(CNN) — If you’ve been watching “Jeopardy!” lately, you’re probably familiar with James Holzhauer, the Las Vegas resident and professional sports better currently smashing records on the nightly game show.
During his 11-day run so far, he has broken the single-day winnings record a total of four times, his biggest haul coming in at $131,127.
For context, prior to Holzhauer’s “Jeopardy!” debut, the single-day winnings record was held by Roger Craig, who only managed to rack up $77,000.
So, how does Holzhauer do it? His method is far from new or novel, but his background in gambling gives him a considerable edge.
He bounces around the board
The clues in “Jeopardy!” are written intentionally to flow from tile to tile in order of difficulty and increasing monetary value. So, contestants are generally encouraged to make their way down each category from top to bottom.
Holzhauer, like some previous “Jeopardy!” champions, doesn’t play this way.
He employs a controversial method known as the “Forrest Bounce,” in which the contestant jumps around from category to category, choosing tiles out of order to throw off his or her opponents.
Holzhauer is not the first to master the “Forrest Bounce.” Previous contestants like Arthur Chu and Chuck Forrest (who the method is named after) have used it to both confuse opponents and rack up the most amount of money in a short span of time by starting from the bottom of each category, where the clues are hardest.
While effective if done right, the “Forrest Bounce,” is not very popular among the show’s staff, including host Alex Trebek, who has spoken out against the method. He argues that it disrupts the natural order of the show, which the writers work hard on preparing.
He hunts for the Daily Doubles
This method also allows contestants to jump around the board and hunt for the hidden Daily Double tiles, which give them the opportunity to wager winnings with the prospect of drastically increasing their score. This is where Holzhauer shines.
With the confidence normally required to intimidate opponents in a game of poker or blackjack, Holzhauer plays fast and with no hesitation. By jumping around swiftly from clue to clue, he confuses the other players, who often find it hard to keep up.
He wagers enormous amounts
Then come the wagers.
By the time he lands on a Daily Double tile, Holzhauer is usually so far ahead of the other contestants he can wager enormous amounts of money, knowing he’d still be ahead if he loses the bet (he usually doesn’t lose).

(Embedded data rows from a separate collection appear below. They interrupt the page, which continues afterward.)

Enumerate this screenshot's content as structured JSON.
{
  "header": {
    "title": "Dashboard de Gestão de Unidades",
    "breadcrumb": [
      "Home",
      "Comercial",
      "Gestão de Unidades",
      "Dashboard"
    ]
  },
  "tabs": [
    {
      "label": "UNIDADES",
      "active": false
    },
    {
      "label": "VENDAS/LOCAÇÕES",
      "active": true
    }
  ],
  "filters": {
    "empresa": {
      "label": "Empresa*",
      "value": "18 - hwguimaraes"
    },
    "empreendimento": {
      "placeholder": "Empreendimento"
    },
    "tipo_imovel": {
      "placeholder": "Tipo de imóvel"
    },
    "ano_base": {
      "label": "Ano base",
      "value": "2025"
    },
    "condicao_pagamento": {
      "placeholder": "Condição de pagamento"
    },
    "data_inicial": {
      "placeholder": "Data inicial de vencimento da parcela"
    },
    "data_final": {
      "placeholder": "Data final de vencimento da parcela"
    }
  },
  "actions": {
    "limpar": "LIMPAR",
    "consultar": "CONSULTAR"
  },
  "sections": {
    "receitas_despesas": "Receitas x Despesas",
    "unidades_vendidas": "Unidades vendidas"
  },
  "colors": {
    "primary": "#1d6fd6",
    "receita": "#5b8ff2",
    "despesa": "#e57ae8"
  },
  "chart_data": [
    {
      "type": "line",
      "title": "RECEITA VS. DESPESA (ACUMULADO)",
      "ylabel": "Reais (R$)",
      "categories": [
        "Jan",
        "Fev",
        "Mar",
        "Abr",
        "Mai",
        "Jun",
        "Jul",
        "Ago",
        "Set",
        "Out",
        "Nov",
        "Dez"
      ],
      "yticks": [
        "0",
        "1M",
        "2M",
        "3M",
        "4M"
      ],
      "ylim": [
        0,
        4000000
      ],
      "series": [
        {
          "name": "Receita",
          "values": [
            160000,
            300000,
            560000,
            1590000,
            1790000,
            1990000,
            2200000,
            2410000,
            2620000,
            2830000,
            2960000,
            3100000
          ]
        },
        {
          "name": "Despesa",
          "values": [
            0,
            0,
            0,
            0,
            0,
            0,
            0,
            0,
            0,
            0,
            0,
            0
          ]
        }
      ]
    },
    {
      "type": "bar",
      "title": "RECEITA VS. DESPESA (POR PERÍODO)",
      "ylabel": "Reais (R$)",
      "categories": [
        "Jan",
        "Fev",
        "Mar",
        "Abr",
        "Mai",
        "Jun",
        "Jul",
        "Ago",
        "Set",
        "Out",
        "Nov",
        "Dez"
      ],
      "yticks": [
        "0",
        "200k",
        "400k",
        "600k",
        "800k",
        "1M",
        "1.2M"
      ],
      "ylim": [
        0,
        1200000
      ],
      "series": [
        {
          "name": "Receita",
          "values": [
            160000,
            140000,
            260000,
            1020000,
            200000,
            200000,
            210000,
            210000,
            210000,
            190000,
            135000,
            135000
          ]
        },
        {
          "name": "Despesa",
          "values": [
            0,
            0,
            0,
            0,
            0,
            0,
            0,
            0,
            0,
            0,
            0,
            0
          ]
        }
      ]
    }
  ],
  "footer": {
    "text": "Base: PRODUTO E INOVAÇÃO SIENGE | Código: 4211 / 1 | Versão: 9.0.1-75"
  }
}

By the final round, known as Final Jeopardy, Holzhauer has often already amassed more money than the average single-day haul, giving him a wide open opportunity to bet big and win big.
Holzhauer’s total winnings at this point are $771,920, putting him in second place for most winnings earned in total.
Current record-holder Ken Jennings earned more than $2.5 million during his run, though it took him 74 games.
At this rate, Holzhauer could very well beat Jennings’ record in a much shorter amount of time — surely to the chagrin of many “Jeopardy!” purists.